Dialectics of antimicrobial peptides I: common mechanisms of offensive and protecting roles of the peptides

TL;DR

This study explores how antimicrobial peptides interact with membranes, revealing their dual offensive and protective roles, and suggests that low concentrations can prevent large pore formation, influencing antimicrobial strategies.

Contribution

It provides a comprehensive experimental and theoretical analysis of AMP-membrane interactions, highlighting the protective role of low peptide concentrations and the mechanisms behind pore formation.

Findings

AMPs make membranes permeable to protons at nanomolar levels

Low AMP concentrations prevent large pore formation

High AMP concentrations induce pore formation through ion-conducting events

Abstract

Antimicrobial peptides (AMPs) have intrigued researchers for decades due to the contradiction between their high potential against resistant bacteria and the inability to find a structure-function relationship for the development of an effective and non-toxic agent.

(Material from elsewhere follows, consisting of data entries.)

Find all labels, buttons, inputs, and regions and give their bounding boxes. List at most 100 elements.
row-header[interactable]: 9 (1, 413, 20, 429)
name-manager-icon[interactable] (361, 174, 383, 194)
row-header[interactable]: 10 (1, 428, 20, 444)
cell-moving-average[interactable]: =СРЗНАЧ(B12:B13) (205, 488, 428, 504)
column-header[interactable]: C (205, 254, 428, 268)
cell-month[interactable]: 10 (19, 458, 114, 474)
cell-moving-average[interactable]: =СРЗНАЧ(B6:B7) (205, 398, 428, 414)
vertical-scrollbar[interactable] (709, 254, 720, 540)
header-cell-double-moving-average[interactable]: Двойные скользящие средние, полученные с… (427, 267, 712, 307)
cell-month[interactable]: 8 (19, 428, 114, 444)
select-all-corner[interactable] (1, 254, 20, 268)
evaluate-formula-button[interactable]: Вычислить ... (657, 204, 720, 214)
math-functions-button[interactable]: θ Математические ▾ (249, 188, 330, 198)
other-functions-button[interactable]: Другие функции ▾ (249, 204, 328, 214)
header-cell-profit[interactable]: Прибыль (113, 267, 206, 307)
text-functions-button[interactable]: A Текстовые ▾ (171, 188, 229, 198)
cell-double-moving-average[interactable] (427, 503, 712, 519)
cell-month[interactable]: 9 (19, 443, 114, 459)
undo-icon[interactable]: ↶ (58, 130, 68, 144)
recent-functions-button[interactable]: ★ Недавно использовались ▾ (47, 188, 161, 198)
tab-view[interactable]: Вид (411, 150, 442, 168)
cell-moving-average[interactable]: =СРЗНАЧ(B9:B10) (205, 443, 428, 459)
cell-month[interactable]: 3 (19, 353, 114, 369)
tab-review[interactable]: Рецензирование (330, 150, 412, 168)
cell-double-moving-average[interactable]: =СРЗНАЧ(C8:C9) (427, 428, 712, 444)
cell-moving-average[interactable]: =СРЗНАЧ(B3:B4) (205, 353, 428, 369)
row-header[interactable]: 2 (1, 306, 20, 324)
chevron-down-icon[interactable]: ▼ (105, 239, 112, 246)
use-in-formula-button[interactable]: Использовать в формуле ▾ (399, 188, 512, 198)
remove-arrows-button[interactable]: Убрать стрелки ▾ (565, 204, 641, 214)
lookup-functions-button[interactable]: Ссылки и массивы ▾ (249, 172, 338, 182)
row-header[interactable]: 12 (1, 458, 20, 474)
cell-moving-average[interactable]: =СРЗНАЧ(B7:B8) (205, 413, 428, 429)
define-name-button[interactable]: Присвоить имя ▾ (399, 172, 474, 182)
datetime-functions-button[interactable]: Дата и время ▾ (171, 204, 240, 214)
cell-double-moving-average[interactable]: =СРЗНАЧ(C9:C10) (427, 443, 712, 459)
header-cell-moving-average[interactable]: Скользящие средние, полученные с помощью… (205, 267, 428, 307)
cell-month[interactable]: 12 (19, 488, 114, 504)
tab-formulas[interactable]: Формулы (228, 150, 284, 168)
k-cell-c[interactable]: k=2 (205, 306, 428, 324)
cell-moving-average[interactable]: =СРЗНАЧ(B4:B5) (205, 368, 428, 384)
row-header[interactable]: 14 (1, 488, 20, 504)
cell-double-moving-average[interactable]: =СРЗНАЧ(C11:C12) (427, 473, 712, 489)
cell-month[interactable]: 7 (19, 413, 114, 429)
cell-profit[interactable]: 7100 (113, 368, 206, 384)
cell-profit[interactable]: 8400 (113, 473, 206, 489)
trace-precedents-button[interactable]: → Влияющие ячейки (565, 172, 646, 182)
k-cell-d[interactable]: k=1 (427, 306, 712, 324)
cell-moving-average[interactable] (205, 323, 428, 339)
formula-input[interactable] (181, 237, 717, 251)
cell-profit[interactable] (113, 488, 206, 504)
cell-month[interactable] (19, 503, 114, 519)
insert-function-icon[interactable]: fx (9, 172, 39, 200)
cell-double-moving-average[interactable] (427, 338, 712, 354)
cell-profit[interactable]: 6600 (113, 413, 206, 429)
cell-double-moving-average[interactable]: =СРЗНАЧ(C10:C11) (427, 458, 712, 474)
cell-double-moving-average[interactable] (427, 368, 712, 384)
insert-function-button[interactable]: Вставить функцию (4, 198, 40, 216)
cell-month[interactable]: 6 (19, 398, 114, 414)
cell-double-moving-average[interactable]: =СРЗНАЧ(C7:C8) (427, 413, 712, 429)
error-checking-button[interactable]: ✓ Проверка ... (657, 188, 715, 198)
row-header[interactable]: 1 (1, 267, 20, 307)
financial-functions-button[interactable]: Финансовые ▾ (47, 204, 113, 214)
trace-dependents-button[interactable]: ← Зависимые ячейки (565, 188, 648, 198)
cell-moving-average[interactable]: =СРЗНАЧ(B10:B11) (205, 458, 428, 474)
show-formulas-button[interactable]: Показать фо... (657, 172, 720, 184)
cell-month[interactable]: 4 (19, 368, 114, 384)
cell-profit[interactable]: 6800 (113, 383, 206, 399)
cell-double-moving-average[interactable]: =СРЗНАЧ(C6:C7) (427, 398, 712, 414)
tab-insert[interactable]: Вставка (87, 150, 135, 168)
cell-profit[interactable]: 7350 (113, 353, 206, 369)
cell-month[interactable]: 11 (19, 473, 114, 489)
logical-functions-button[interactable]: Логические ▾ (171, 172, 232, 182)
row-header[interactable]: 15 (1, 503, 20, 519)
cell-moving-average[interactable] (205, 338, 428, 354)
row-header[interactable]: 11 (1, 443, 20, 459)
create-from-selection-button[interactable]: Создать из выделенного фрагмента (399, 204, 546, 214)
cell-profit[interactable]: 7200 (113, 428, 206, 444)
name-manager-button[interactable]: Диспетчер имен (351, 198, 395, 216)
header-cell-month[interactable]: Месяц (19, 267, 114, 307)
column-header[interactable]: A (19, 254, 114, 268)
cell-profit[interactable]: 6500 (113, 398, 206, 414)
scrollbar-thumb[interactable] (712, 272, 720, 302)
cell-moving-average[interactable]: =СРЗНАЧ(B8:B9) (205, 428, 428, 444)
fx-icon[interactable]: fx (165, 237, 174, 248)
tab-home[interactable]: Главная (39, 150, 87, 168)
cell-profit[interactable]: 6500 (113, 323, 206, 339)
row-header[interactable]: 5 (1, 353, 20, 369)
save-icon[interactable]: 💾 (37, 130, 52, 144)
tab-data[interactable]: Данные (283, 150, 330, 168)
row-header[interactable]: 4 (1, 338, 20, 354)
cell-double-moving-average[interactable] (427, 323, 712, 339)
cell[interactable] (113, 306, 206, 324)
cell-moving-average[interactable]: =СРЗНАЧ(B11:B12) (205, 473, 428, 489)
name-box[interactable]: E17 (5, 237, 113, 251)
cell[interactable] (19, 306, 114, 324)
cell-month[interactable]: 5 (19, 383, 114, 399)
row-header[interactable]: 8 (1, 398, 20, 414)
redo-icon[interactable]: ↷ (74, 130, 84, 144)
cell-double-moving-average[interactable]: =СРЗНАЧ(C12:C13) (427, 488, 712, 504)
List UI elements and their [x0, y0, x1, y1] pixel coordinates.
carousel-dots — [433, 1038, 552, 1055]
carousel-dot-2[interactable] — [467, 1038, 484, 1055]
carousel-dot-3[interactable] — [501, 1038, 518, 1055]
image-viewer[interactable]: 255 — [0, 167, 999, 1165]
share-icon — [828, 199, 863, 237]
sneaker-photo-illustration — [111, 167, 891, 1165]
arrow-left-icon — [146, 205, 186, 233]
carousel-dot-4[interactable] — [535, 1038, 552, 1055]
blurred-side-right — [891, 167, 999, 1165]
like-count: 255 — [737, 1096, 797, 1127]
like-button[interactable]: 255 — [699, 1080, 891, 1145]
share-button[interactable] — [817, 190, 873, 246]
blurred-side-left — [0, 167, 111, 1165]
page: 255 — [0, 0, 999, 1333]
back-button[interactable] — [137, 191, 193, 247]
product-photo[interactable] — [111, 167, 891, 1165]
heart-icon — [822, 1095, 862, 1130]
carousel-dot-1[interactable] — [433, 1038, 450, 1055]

In the present study and the companion paper [Phys. Rev. E (2024)], we performed a comprehensive experimental and theoretical analysis of various aspects of AMP-membrane interactions and AMP-induced pore formation. Using the well-known melittin and magainin as examples, we showed, using patch-clamp and fluorescence measurements, that these peptides, even at nanomolar concentrations, modify the membrane by making it permeable to protons (and, possibly, water), but not to ions, and protect the membrane from large pore formation after subsequent addition of 20-fold higher concentrations of AMPs. This protective effect is independent of the membrane side (or both sides) of the peptide addition and is determined by the peptide-induced deformations of the membrane. Peptides create small, H+-permeable pores that incessantly connect the opposing membrane leaflets, allowing translocation of peptides and lipids and thus preventing further generation of large lateral pressure/tension imbalance. At the same time, such an imbalance is a key to the formation of peptide-induced pores at high AMP concentrations, with the main contribution coming from single ion-conducting events rather than stable channel-like structures. Therefore, our results suggest that lowering the AMP concentration, which is a common principle to reduce toxicity, may actually make bacteria resistant to AMP. However, a protective pre-treatment with nanomolar concentrations of peptides may be the key to protect eukaryotic cells from the high concentrations of AMPs.